12 February 2026

Arbitration: Gatfield v. HInton

  

Court of Appeal ruled new Trust Act powers can force disaffected family trust beneficiaries into mediation and arbitration to settle internal trust disputes, even if they prefer a hearing in open court.

More than a decade on from the 2012 death of Kenneth Gatfield, daughter Gillian together with her niece challenge sale of an estate asset: a family bach at Lake Rotoma in the Rotorua Lakes District.

The court was told his estate was left equally to his five daughters.  Named as executor is Anne Hinton; one of his daughters and a now-retired High Court judge.

Disaffected beneficiaries object to sale of the bach.

In 2022, Ms Hinton as executor sold the bach to two of the other sisters.  They paid $331,000.

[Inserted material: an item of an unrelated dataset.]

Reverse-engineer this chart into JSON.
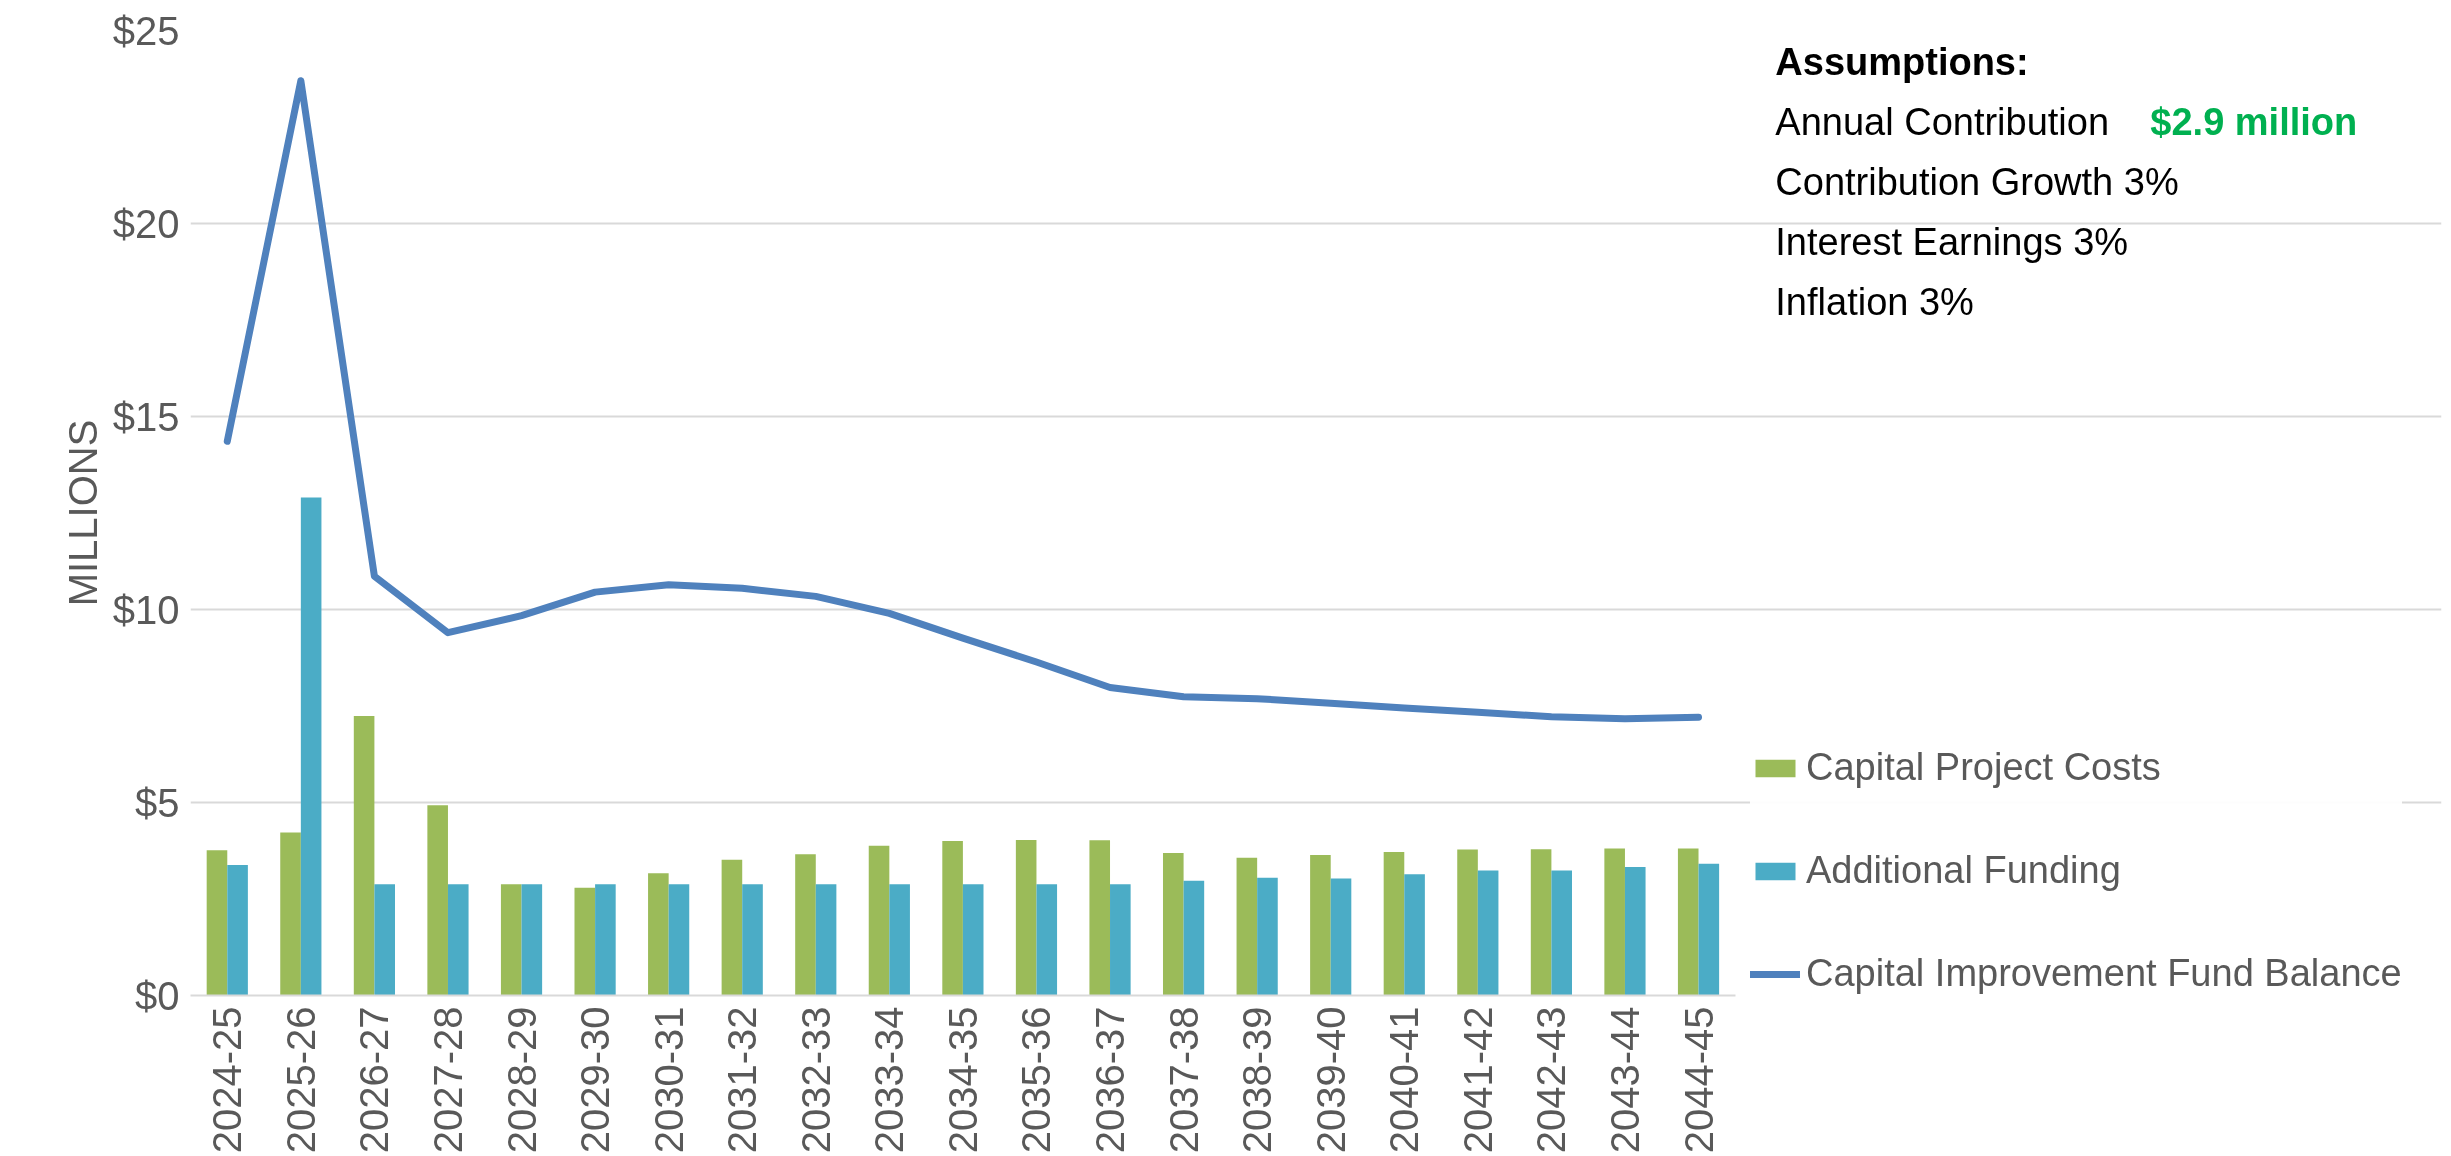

No longer having a right of access, the disappointed beneficiaries claim they had an agreement with Ms Hinton as far back as 2013 that part-ownership would be transferred to them.

They sued.

In 2024, the High Court ordered Trusts Act mediation and arbitration, over top of their objections.  They prefer a court hearing, primarily because of concerns that any mediator or arbitrator will not be neutral, swayed by having a High Court judge as one of the parties.

Mediation was not successful.

Disappointed beneficiaries then challenged being forced into the next step: compulsory arbitration.

There are very limited grounds to challenge an arbitrator’s ruling.  An arbitration award can be enforced as if it were a court order.

Ruling for the first time on how new Trusts Act compulsory mediation and arbitration rules might operate, the Court of Appeal said arbitration can be ordered without agreement from all affected beneficiaries.

Arbitration is appropriate in this case, the court said.